Brazil Resumes Search for Remains of Guerrillas Killed 40 Years Ago

BRASILIA – A group of Brazilian experts will resume the search for the remains of about 70 members of the Araguaia guerrillas, the most active of the groups that took up arms against the dictatorship that ruled the country from 1964 to 1985, Agencia Brasil reported Sunday.

The members of the so-called Araguaia Working Group on Sunday traveled to the southern part of the state of Para, in the Amazon region, where in the late 1960s the guerrilla band operated and was fought and annihilated by the troops of the dictatorship.

The task of the working group, which will begin on Monday, will be to try and locate the remains of at least 70 guerrillas who were killed by the soldiers but whose bodies were never turned over to their relatives and who – human rights movements say – were buried in mass graves.

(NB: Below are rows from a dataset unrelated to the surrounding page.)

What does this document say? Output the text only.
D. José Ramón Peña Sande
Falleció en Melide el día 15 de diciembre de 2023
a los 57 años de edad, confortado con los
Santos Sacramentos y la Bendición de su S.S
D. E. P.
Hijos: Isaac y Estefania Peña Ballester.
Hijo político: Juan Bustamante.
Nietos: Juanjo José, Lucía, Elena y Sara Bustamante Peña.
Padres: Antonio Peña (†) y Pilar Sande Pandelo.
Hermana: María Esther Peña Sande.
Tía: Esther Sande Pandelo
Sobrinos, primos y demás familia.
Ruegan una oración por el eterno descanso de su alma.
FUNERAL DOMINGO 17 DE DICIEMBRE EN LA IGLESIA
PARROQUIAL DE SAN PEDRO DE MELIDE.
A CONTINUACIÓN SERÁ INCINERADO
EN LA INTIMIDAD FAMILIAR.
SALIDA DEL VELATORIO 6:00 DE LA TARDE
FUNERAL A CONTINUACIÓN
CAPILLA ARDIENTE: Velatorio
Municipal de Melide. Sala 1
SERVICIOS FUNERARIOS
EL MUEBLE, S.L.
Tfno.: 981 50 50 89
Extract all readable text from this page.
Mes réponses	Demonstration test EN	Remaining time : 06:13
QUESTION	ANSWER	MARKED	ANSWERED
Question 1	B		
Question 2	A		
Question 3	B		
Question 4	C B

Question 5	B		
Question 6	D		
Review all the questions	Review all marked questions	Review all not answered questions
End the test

To date, 40 years after the guerrilla outfit was destroyed by the military, only the bodies of four of the insurgents have been recovered thanks to the efforts of their own relatives.

The search will be resumed at a time when the Truth Commission, created in May by the government of President Dilma Rousseff, has begun working with an eye toward “reestablishing the historical truth” about the human rights violations that occurred during the dictatorship.

The commission, comprised of seven members named directly by the president, will have limited powers since it will not be able to bring to justice the people responsible for the violations who are protected by an amnesty law decreed by the military regime and declared constitutional by the Supreme Court.

The commission, however, is hoping to be able to clarify what happened to the people who were disappeared for political reasons – the number of whom different versions place at about 200 – during the 21 years of military rule.

The commission has received requests for help from relatives of victims in neighboring countries, like Argentina, where it is suspected that several activists who in the 1970s fled their country for Brazil were kidnapped and murdered by agents of the dictatorship.